При каждом удобном случае он подсвечивает кусок стены фонариком, и в утопленной в темноте красоте сквозь стену идет молочный луч, в котором играют драгоценные камни.
Архитекторы не рассчитывали на толпы посетителей и строили мавзолей с акустическим фокусом, в котором всхлипы и вздохи у гроба взлетали бы и множились у макушки купола. Вопли гидов и перешептывания туристов превращаются внутри Тадж Махала в такой грохот, словно за стеной сражаются пехота, конница, артиллерия и боевые слоны.
Сначала неосознанно ищешь источник звука, потом, потрясенно найдя, умолкаешь, но от этого не становится тише. Духота при этом такая, что легко впасть в мистический транс от кислородного голодания. Все вяло кивают экскурсоводам и обмахиваются чем попало.
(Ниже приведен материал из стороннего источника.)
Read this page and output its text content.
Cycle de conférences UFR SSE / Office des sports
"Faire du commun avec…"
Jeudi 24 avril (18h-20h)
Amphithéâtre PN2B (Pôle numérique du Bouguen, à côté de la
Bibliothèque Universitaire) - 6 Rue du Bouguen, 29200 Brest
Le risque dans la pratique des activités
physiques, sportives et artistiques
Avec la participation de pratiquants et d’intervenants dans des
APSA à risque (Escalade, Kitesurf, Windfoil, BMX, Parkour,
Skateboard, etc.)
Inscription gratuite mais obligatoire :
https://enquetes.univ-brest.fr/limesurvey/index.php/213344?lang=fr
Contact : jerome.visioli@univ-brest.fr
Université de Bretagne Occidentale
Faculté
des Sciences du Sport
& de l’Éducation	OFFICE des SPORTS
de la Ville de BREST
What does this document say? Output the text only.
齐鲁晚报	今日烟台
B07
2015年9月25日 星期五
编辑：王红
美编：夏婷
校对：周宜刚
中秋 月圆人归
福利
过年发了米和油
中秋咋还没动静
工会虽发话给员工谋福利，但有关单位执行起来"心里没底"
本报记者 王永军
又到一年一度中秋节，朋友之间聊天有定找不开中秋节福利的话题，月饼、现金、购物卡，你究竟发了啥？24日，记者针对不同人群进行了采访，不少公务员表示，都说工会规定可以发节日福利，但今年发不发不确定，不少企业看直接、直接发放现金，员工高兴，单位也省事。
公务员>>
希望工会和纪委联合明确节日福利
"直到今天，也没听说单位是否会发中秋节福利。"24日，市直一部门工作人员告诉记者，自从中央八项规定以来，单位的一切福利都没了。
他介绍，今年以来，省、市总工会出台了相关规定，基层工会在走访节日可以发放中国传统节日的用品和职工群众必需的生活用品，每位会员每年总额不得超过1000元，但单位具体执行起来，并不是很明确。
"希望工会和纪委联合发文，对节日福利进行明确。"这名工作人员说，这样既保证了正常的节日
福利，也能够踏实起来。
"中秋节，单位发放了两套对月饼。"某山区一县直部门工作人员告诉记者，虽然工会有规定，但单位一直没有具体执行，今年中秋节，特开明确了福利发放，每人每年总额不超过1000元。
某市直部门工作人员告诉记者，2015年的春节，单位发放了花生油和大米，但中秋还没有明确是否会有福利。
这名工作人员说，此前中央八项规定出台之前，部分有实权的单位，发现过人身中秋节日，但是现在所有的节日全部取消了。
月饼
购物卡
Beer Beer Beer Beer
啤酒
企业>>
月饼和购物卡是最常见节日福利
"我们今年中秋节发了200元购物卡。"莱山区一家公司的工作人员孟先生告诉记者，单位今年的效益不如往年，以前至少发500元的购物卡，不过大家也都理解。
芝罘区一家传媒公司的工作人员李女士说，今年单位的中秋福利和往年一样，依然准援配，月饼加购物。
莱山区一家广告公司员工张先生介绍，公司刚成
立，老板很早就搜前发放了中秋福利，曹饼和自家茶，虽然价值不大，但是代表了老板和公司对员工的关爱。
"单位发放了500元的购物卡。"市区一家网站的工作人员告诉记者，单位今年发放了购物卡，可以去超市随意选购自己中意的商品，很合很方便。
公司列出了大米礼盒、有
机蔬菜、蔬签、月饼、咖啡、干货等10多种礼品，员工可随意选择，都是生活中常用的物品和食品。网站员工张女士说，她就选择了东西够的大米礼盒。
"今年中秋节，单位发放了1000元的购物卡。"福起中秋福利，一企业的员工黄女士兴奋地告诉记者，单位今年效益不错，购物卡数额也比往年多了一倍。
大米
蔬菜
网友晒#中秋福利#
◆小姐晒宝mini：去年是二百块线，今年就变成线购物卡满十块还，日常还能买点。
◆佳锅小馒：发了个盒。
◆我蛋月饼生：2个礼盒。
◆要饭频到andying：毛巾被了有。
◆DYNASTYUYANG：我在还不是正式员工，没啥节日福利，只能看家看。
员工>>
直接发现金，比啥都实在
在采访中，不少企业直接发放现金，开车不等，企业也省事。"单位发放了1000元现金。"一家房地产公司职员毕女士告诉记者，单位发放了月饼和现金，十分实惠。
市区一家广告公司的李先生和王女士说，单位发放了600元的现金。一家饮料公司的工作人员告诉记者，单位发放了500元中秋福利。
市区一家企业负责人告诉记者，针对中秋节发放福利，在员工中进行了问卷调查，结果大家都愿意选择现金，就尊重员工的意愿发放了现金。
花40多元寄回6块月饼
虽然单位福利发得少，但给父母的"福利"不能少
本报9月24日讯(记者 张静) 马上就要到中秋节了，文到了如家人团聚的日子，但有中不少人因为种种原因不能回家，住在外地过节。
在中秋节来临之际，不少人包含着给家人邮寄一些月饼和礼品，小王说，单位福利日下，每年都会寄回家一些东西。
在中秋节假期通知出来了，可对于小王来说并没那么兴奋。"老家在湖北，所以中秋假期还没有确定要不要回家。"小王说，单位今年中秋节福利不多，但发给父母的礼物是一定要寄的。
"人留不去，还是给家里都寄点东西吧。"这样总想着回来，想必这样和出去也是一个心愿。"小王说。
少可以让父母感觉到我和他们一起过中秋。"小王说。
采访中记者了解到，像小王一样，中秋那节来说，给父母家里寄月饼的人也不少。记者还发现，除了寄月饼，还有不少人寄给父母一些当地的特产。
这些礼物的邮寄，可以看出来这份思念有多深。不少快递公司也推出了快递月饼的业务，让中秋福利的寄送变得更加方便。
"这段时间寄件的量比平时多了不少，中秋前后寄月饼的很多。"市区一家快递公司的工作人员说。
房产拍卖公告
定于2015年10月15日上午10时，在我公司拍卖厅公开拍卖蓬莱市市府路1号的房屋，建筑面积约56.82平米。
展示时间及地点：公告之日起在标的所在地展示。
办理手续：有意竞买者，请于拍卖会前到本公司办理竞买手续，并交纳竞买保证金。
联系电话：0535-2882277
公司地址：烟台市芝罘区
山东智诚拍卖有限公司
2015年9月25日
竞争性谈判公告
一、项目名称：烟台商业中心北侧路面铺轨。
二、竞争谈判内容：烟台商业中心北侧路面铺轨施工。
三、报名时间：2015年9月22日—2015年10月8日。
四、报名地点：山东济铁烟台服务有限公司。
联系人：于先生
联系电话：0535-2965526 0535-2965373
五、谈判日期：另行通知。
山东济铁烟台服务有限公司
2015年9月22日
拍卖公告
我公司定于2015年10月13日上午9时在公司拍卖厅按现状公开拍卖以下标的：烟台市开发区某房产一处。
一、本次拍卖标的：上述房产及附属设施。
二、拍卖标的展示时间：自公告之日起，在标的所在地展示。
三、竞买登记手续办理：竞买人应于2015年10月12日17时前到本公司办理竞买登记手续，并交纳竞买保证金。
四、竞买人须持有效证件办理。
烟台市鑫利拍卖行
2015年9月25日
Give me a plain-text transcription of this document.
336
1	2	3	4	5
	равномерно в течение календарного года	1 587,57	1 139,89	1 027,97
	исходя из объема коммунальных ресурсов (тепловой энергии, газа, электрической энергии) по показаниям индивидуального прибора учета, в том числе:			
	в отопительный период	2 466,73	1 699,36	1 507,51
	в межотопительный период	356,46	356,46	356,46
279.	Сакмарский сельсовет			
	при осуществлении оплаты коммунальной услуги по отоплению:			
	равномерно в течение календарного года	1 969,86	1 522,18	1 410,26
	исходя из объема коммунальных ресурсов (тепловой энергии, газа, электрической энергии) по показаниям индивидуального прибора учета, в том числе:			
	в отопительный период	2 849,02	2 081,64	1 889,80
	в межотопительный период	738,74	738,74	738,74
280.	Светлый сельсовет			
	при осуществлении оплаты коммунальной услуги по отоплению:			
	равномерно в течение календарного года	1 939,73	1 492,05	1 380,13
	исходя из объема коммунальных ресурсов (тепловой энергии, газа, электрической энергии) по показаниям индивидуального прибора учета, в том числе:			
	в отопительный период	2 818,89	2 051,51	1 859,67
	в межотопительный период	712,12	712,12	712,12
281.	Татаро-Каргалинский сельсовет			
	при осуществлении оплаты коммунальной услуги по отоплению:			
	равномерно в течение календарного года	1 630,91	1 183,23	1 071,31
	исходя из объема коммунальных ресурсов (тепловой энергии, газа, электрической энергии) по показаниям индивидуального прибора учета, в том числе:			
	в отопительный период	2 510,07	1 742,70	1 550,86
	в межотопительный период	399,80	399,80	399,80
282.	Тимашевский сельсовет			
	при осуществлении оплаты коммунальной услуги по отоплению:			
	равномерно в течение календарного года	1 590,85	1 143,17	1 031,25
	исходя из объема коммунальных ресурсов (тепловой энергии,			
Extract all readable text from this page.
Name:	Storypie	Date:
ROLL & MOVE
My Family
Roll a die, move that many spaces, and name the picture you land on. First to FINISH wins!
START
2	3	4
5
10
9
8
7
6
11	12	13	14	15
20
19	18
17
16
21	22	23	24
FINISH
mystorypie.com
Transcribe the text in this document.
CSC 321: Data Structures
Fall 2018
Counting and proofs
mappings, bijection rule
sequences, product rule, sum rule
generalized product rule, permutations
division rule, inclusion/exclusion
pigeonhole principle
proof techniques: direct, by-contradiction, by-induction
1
Неутомимы только дети, у которых возле саркофага происходит то ли бросание, то ли доставание монеток...
Выйдя на улицу, на которой еще жарче, все туристическое женское население, поднимая голову к парящим куполам и покрытым ажурной резьбой минаретам, говорит или думает на всех языках мира одну и ту же завистливую фразу: «Во как некоторые своих баб любят!»
Снова попав в раскаленную духовку дня, мы завернули за спину мавзолея, отбрасывающую тень, и дружно разлеглись на мраморе комнатной температуры, уже ни секунды не думая о насыщающей ее микрофлоре. Все, кроме Ранжаны и профессора Кумара, судя по внешнему виду, были близки к тепловому удару.
Но это вам не Запад с его тентами, автоматами с прохладной водой и кондишенами. Здесь перегревшийся человек может только довольствоваться созерцанием пересохшего русла Ямуны. Да и выглядит он так же глупо, как индиец в России, жалующийся на ежегодное выпадение снега.
Мы лежали на мраморе усыпальницы – в Индии это никого не озадачивает, люди там все время сидят и лежат на земле, – а Ранжана пыталась нас мобилизовать словами о том, что рано стемнеет и мы не осмотрим брошенный город Акбара. Но информация уже плохо оседала на расплавленных мозгах.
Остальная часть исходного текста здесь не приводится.